Bevor wir auf die Frage "War die DDR totalitär?" eingehen, sollen noch einige Entwicklungen der Totalitarismus-Problematik seit Ende der 50er Jahre skizziert werden. Die weltgeschichtliche und gesellschaftstheoretische Ausweitung der Totalitarismus-Begrifflichkeit und -Auffassungen mittels Industriegesellschaftslehre. Damit entstand eine Art globaler Formationsablauf, der von der industriellen Revolution des 18. und 19. Jahrhunderts sowie der amerikanischen Revolution von 1776, über das Scheitern eines demokratischen Umbruchs und der Herausbildung einer ersten totalitär-diktatorischen Herrschaftsform in Rußland 1917 führte und schließlich nach 1945 im Weltgegensatz zwischen westlicher Demokratie und realsozialistischen totalitären Diktaturen kulminierte.

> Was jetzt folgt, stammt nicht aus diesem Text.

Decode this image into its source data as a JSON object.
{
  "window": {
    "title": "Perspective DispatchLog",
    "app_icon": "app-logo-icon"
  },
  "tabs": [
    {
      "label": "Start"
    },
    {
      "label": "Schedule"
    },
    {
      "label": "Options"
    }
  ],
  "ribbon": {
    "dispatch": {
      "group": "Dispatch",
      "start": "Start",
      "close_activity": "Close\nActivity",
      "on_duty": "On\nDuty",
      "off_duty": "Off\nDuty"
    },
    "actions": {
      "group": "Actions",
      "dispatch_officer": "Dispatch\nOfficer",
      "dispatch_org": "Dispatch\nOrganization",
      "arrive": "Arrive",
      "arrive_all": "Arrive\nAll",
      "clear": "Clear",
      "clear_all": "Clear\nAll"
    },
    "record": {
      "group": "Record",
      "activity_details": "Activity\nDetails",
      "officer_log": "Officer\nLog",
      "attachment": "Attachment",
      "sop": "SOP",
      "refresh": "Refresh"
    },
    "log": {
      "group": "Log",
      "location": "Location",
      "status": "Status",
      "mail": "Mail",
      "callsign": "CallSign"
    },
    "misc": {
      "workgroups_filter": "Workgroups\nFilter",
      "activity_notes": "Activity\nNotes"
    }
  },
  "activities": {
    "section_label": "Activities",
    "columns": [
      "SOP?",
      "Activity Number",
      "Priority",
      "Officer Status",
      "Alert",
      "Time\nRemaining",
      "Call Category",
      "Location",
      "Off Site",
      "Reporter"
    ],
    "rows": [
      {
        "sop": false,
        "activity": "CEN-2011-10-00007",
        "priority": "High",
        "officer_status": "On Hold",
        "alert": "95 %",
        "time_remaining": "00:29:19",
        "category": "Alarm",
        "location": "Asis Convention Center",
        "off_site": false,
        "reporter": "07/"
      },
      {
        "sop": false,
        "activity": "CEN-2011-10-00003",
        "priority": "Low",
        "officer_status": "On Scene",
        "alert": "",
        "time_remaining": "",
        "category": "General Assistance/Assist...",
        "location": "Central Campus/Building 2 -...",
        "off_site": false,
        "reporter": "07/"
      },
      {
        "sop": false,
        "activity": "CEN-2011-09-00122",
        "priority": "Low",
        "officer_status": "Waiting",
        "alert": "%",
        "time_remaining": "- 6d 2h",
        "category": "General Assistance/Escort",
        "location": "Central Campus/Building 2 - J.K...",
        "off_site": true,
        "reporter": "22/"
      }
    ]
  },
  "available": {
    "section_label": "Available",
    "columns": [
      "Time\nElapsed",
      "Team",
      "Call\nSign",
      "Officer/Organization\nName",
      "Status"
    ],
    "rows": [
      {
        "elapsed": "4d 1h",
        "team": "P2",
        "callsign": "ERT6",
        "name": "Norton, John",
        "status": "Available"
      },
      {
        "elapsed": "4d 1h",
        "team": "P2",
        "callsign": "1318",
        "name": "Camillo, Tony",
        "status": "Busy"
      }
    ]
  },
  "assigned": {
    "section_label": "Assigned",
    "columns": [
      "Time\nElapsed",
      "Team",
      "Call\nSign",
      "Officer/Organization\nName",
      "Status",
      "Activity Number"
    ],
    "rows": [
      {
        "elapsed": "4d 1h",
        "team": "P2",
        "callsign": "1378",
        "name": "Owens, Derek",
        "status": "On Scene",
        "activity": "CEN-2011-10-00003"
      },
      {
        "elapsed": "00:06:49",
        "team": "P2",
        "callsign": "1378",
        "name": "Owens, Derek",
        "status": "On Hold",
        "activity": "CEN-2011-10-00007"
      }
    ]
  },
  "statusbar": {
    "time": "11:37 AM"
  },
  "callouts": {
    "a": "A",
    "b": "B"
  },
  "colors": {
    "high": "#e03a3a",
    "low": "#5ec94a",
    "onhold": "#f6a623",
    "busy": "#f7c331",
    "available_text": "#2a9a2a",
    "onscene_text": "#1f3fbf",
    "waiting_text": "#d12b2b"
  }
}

Die Symbiose von Totalitarismus-Version und Industriegesellschaftslehre erwies sich als außerordentlich wirksames Instrument der politischen und ideologischen Strategie des Westens in der Systemauseinandersetzung.

Damit ist noch nichts über die Eignung dieser Lehre für die Lösung der heute anstehenden Menschheitsprobleme gesagt. Die forcierte Verbreitung der Totalitarismus-Auffassungen in der Öffentlichkeit, insbesondere in den Medien und im Bildungswesen. In den USA und in der BRD wurden zum Beispiel regierungsamtliche Richtlinien zur Behandlung des Totalitarismus in der politischen Bildung der Schulen und der Armeen erlassen. Das bildete eine wesentliche Grundlage der antitotalitären staatsbürgerlichen Erziehung, einschließlich der entsprechenden Feindbild-Vorstellungen. Inhaltliche Korrekturen der herkömmlichen Totalitarismus-Auffassungen durch eine sozialwissenschaftliche Strömung, die namentlich mit den Arbeiten von Otto Stammer, Peter Christian Ludz, Zbigniew Brzezinski und Robert C. Tucker verbunden sind, die auf ein differenzierteres, nichtschematisierendes Herangehen an die konkrete Gesellschaftsanalyse in den einzelnen realsozialistischen Staaten hinausliefen. Obgleich diese Strömung ihren Einfluß in der westlichen Kommunismus- und DDR-Forschung in den 70er und 80er Jahren verstärken konnte, war es keinesfalls so - wie mitunter dargestellt -, daß sich damit die weiter oben genannten Tendenzen abgeschwächt hätten bzw. weniger wirksam geworden wären. Erheblich verstärkt hatte sich allerdings der Streit zwischen den verschiedenen Strömungen der Kommunismus- und DDR-Forschung.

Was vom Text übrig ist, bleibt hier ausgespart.